O álbum fez um enorme sucesso vendendo mundialmente 10 milhões de cópias e obteve repercussões positivas e negativas da crítica especializada, por divergir um pouco da linguagem, mas isso não a deixou cabisbaixa - pois, logo veio uma tournée para poder promover este CD que perdurou por 1998, mas a sua relação com a Sony não estava mais a das melhores - nesse ano da tournée houve ainda a compilação #1's contando com três canções inéditas, como o duo Sweetheart com Jermaine Dupri, além de When You Believe na qual canta com Whitney Houston e também I Still Believe, com um clipe filmado na Base Aérea Edwards no final daquele ano. Realizava também seu preparo para a carreira cinematográfica com o que viria a ser o ambicioso e desastroso (por ter sido lançado durante a queda das torres gêmeas do World Trade Center em 2001) filme Glitter com uma trilha sonora que até rendeu opiniões também divididas, mas aí já é uma outra história.

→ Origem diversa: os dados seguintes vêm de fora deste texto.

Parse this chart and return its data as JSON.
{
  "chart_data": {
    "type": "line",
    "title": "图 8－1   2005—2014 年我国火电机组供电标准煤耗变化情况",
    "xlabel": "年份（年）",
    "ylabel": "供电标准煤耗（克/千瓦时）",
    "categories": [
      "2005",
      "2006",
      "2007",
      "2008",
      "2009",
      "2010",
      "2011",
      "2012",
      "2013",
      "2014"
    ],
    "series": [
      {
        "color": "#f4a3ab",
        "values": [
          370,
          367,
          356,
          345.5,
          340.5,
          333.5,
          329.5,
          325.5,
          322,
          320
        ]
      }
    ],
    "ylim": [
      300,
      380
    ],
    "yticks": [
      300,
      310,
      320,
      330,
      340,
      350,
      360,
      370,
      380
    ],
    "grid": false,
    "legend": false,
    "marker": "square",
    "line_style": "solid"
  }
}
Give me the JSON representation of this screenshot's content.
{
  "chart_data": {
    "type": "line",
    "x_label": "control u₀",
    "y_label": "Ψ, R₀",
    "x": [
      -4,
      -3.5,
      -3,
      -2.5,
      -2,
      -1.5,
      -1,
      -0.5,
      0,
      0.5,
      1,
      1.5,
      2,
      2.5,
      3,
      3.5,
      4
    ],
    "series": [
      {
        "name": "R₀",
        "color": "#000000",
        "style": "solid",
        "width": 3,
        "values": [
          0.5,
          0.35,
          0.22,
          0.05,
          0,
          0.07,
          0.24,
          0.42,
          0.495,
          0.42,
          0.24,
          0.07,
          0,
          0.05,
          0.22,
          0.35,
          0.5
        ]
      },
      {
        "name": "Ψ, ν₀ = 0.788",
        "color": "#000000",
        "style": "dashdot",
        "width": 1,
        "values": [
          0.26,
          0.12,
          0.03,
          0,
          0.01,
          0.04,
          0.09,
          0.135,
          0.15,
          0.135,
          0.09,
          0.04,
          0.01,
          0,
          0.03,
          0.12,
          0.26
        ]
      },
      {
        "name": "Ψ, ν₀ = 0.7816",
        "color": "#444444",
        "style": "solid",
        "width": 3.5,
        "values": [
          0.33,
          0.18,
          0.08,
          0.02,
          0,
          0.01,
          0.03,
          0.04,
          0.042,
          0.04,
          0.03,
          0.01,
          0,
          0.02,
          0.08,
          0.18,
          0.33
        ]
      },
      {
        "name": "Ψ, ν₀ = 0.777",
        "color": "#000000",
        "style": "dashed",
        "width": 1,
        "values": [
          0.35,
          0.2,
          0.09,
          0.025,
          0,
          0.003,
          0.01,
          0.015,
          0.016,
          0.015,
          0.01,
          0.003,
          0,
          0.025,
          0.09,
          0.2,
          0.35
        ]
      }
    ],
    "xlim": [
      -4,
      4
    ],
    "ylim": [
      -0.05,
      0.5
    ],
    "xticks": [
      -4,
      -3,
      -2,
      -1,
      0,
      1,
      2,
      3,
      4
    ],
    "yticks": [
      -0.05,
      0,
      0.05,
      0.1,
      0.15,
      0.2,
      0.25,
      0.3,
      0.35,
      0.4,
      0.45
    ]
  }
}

Em 1999, enquanto acabava sua parceria com a Columbia, ela desempenhava um namoro com o cantor romântico mexicano Luis Miguel, e preparava o que era trabalho para cumprir contrato - Rainbow saiu em novembro marcando o fim de sua passagem gloriosa pela Sony, que só voltaria em 2015. Mesmo estando escassa em listas de discos importantes dos anos 1990, ela conseguiu uma proeza indescritível de figurar ao menos na lista dos 1001 Álbuns Para Ouvir Antes de Morrer, destacando esses novos voos de borboleta de uma moça que precisou sair de um casamento para poder fazer um álbum tão antológico quanto seus antecessores.
Set do disco:
1 - Honey (Mariah Carey/Sean Combs/Kamaal Fareed/Steven "Stevie J" Jordan/Stephen Hague/Bobby Robins/Roland Larkins/Larry Price/Malcolm McLaren)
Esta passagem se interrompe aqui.